O autor parece querer demonstrar que não há necessidade de estar conduzindo o leitor pela mão e busca colocá-lo diretamente em contato com o essencial. Com o tempo, evoluirá para uma relativa interiorização da linguagem, para um clima de certa reflexão poética.
Passa em consequência a ser comentada a estupefação com o espetáculo humano e são feitas indagações de ordem metafísica. Nessas oportunidades, por vezes o diálogo acaba sendo abandonado, mas ninguém errará ao dizer que Fernando Sabino é o mais fanático partidário do diálogo na crônica brasileira. Esse sinal de intenção comunicadora, por isso mesmo, não pode ser desconsiderado.
A mesma disposição se manifesta cá fora. E aqui cabe, talvez, uma referência ao risco que permanentemente estão a correr aqueles que têm a obrigação de diariamente se porem em contato com o maior número de pessoas por meio da criação literária oferecida pelos meios de comunicação de massa.
Apela-se muito para o anedótico, de sorte que, no momento em que as suas produções são submetidas ao escrutínio da avaliação estética, elas se apresentam desmerecidas.
O cronista de "A Inglesa Deslumbrada", ao cair nessa tentação, procura em parte se salvar pelo lado do desempenho técnico, virtude que nele sempre deve ser considerada.
Depois de dar a impressão durante 23 anos de haver abandonado a ficção, Fernando Sabino retornaria ao gênero com "O Grande Mentecapto", promessa que, de tanto repetida, começava a não convencer mais ninguém.
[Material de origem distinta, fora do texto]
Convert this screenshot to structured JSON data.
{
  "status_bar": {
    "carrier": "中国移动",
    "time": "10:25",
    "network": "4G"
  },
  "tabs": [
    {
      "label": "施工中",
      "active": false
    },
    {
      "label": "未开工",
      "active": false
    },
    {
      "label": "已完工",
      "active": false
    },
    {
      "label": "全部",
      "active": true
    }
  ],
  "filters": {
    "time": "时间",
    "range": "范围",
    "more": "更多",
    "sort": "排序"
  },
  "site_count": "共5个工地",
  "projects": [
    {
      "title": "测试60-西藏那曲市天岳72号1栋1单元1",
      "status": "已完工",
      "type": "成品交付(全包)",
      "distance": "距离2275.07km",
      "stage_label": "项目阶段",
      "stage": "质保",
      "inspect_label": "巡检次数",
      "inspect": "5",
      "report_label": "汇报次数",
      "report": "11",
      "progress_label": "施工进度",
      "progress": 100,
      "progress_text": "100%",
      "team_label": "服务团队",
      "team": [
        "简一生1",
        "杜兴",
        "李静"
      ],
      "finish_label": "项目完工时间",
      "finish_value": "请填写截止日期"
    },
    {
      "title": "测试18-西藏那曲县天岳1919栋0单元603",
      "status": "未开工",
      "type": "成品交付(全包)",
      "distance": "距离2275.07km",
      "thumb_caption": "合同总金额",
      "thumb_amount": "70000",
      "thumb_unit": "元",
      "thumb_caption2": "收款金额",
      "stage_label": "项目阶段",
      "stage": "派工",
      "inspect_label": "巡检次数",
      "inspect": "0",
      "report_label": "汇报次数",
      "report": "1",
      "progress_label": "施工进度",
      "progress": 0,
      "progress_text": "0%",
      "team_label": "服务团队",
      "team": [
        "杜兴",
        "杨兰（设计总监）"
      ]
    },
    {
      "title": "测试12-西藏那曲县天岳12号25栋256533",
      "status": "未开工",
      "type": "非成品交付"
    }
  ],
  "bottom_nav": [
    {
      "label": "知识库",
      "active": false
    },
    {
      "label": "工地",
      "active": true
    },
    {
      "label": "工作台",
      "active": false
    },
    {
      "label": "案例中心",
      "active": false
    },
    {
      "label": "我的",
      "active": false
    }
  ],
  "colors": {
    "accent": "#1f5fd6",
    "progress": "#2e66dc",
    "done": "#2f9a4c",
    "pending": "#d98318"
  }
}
Nesse livro, que corresponde à radical mudança de perspectiva da sua arte de narrar, o autor resolve nos contar as venturas e desventuras de conhecido tipo popular que habitou Belo Horizonte, Geraldo Boi, doido manso que se pavoneava de ser amigo de autoridades, carregava permanentemente livros ou jornais debaixo do braço, chegou a cursar direito pela Universidade Federal de Minas Gerais e abordava as pessoas pelas ruas, fazendo sinal com os dedos para indicar dinheiro e falando com voz empostada de tribuno em hora de folga: "Vamos colaborar?".
Com muita competência, o romancista buscou se beneficiar do modelo da narrativa picaresca espanhola, o que de saída confere à obra a dimensão de paródia. Em cada capítulo, anunciado com a discursiva titulação muito circunstanciada própria do gênero, é contado um episódio das peripécias do personagem que se desloca espacialmente e é suporte para a revelação de costumes de camadas sociais sempre diversificadas.
Como bom pícaro, Geraldo Viramundo, assim denominado no livro, gera invariavelmente muita perplexidade e muita ação à sua volta, mas não evolui como caráter, podendo conservar o nível estabilizado da sua loucura, que só afeta as pessoas ao obrigá-las a procedimentos inusitados.
Com eficiência, vão sendo explorados o tom popularesco, a ironia permanente, a comédia, a chalaça e o grotesco. São revelados dotes imaginativos que "O Encontro Marcado", pela sua densidade memorialística, não chegara a comprovar.
Entre os demais livros de ficção de Fernando Sabino, é inevitável que seja referido, pela turbulência que causou, ao ser publicado, "Zélia, uma Paixão", romance escrito a partir de depoimentos pessoais da ex-ministra da Economia do governo Collor.
No meu entender, os recursos de expressão de um escritor, desenvolvidos à custa da sociedade, não podem ser usados para glamourização de quem se converteu em instrumento opressor de uma população inteira. Como entretanto historicamente a ética não tem sido pressuposto obrigatório das boas criações do espírito, restrinjo-me a indagar sobre os possíveis critérios intrínsecos de sustentação da obra.
Ora, a figura que o autor pretendeu aproximar de Madame Bovary não chega nem sequer a se esboçar, e a história, por falta de um mínimo de estruturação -pois a linguagem indireta nem sequer chegou a se definir- pouco além de relatório na verdade é.